Review The Queen's Gambit, dari sudut pandang seorang mantan pecatur wanita.
Anya Taylor-Joy sebagai Beth Harmon
Anya Taylor-Joy sebagai Beth Harmon (Image Copyright: Netflix)

Telat sih ya, udah ganti tahun baru menulis review The Queen’s Gambit. Tapi tetap, lebih baik telat menulis daripada tidak sama sekali, jadi saya tekadkan untuk menulis review tentang seri yang mengguncang masyarakat dan menaikkan popularitas catur di seluruh dunia.

Sinopsis

Cerita seri yang ditayangkan di Netflix mulai akhir Oktober 2020 lalu, berpusat pada kisah Beth Harmon, seorang yatim piatu yang berkepribadian unik. Bocah sembilan tahun ini seperti lebih senang hidup dalam dunianya sendiri, ketimbang blangsakan ke sana ke mari. Satu kejadian di asrama mempertemukannya dengan Mr. Shaibel, penjaga gedung. Ia mulai mengenal dan belajar catur, dan sejak saat itu, catur tak lagi terpisahkan dari kehidupan Beth Harmon. Pada umur 16 tahun, Beth bertanding di Kejuaraan U.S. Open dan karir dia sebagai pecatur profesional dimulai. Seri yang baru tayang satu season dengan 7 episode ini menceritakan perjalanan Beth sebagai pecatur wanita dengan segala kejutan yang tidak kita jumpai di kehidupan orang biasa. Film dibuat berdasar buku karya Walter Tevis dengan latar belakang tahun 1950-1960-an, saat perang dingin Rusia-Amerika masih berjalan dan memberi sedikit pengaruh pula pada dunia percaturan.

Sempurna!

Sebelum menonton The Queen’s Gambit, saya perlu menyiapkan mental berhari-hari. Semua orang bilang ini film bagus, tapi itu belum cukup buat saya. Harap maklum, sebagai mantan pecatur, saya tahu pasti bahwa film ini akan membawa sejuta kenangan saat saya aktif menjadi pecatur.

Dan benar saja.

Perjumpaan Beth dengan bidak-bidak itu, pelajaran yang ia terima satu demi satu dari janitor kesayangannya, membawa saya ke masa lalu saat saya masih duduk di Sekolah Dasar. Pun, ketika Beth membayangkan bidak-bidak catur menggantung di langit-langit ruangan, itu tak asing buat saya – dan saya yakin, buat para pecatur lainnya.

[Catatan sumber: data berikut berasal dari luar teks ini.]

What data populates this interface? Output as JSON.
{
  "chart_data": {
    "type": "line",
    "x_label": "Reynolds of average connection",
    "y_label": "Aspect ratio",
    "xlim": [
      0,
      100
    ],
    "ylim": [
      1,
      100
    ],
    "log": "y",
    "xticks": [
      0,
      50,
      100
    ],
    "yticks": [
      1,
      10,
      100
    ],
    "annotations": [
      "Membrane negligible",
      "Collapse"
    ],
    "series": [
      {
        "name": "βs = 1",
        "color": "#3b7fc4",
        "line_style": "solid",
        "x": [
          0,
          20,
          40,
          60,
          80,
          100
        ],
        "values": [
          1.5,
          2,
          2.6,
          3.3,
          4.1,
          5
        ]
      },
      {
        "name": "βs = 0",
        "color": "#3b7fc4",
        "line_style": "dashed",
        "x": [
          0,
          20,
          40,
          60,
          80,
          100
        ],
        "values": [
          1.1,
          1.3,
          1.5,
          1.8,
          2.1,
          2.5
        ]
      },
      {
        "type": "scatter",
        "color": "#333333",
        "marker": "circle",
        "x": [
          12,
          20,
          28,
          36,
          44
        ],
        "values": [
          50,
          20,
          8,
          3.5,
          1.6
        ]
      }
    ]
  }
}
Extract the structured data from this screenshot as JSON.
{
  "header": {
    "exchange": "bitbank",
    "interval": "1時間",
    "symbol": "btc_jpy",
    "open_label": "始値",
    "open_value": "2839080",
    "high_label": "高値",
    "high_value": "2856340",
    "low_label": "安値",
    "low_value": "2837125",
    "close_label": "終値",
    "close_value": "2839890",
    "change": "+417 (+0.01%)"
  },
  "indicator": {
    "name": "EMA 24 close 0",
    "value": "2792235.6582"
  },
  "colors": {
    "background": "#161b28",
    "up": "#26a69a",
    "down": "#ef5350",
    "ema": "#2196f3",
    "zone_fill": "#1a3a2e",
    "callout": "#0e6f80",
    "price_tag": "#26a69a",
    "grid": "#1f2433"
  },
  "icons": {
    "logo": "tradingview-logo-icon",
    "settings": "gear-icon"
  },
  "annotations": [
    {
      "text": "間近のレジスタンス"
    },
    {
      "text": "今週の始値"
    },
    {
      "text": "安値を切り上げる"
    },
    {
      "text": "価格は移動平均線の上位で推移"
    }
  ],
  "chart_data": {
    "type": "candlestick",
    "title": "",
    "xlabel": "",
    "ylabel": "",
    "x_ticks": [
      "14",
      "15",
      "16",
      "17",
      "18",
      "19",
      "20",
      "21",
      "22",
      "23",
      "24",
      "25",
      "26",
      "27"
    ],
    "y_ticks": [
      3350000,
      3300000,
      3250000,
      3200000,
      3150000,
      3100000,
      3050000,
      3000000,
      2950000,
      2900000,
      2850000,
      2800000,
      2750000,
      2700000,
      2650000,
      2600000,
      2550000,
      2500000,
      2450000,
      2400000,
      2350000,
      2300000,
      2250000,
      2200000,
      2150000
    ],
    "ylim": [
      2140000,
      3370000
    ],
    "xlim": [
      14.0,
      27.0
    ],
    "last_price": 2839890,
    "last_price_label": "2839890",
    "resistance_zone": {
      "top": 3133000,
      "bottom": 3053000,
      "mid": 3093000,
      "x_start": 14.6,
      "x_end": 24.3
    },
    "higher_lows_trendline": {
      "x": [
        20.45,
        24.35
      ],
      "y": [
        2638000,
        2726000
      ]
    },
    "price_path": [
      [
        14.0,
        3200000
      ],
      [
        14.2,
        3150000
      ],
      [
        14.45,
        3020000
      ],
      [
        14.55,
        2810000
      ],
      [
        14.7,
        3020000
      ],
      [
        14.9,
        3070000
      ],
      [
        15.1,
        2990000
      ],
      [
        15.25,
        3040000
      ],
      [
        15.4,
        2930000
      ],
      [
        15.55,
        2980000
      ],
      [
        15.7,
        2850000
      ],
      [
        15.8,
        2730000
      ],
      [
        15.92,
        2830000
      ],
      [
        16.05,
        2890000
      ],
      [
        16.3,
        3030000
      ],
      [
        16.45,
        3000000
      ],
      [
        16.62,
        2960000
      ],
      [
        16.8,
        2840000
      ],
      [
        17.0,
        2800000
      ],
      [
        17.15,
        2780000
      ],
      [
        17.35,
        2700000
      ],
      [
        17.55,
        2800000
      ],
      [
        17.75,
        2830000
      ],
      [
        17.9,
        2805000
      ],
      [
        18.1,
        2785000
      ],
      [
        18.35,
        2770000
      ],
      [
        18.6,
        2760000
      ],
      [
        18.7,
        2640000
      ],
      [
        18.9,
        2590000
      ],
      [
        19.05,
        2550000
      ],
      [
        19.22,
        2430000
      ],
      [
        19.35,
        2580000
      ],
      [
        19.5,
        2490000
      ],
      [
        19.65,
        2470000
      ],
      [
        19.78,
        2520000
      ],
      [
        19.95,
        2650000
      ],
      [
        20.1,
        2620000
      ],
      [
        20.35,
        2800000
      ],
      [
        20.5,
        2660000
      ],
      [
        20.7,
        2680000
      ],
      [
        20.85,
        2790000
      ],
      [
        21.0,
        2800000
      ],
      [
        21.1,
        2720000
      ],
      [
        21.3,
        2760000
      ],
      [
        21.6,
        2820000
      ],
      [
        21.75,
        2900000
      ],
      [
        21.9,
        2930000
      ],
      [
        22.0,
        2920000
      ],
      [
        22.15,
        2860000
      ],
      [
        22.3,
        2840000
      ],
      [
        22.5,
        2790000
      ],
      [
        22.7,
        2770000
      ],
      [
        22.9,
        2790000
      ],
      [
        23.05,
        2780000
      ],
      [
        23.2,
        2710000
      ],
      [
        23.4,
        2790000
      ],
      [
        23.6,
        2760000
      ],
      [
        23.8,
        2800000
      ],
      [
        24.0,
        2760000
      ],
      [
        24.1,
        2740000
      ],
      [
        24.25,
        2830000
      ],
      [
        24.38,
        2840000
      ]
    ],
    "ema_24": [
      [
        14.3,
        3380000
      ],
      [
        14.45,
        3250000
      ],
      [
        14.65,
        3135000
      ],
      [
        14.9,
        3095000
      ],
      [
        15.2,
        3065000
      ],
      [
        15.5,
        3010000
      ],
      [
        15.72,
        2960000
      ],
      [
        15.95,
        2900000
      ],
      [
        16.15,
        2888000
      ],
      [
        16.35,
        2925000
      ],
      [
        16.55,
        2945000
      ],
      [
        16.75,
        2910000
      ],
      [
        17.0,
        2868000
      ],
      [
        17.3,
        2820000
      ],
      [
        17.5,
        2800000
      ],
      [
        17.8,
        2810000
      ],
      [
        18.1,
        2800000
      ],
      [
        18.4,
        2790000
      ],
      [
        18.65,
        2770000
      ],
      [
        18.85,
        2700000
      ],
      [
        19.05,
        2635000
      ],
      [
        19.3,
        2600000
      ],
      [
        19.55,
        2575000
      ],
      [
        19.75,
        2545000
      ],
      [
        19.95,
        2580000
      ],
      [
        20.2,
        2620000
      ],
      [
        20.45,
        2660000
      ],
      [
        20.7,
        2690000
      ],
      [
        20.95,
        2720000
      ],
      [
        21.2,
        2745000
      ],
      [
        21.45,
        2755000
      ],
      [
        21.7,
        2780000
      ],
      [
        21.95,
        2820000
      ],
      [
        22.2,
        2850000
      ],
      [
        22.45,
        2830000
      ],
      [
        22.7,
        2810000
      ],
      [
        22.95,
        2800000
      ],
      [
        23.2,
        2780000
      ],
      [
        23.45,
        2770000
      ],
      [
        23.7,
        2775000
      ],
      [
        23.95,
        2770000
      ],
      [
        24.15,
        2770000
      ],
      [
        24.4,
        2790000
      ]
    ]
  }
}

Kegilaan-kegilaan yang timbul akibat catur, ketersendirian namun juga kebersamaan bersama teman-teman pecatur lain, digambarkan sempurna dalam The Queen’s Gambit. Tak heran, Gary Kasparov, mantan juara dunia catur, didapuk menjadi konsultan series ini. Penggambaran sedetil-detilnya menambah pengetahuan bagi saya yang menikmati catur di zaman yang berbeda dari Beth. Jam catur, misalnya. Yang digunakan saat pertandingan dalam The Queen’s Gambit, berbeda dengan jam catur yang saya kenal di tahun 1980-an, apalagi generasi setelah itu yang menggunakan jam catur digital.

Seksisme itu eksis

Sama seperti Beth yang di awal kemunculannya diremehkan oleh para pecatur lain karena dia adalah seorang perempuan, saya juga pernah mengalami hal yang serupa. Pernah saya kisahkan di tulisan lain di blog ini (mulai dari sini untuk baca ceritanya). Waktu saya mengikuti turnamen terbuka (artinya: pecatur pria dan wanita bertanding tanpa dipisah), lawan saya (seorang pria, tentu) sebelum bertanding menyodorkan kertas notasi yang sudah ia tulis 1-0. Alias ia sebagai pemain putih, menang. Menghina banget nggak sih? Tak heran, satu ruangan akhirnya terbahak ketika saya membuktikan bahwa saya lebih baik darinya, alias 0-1 untuk saya.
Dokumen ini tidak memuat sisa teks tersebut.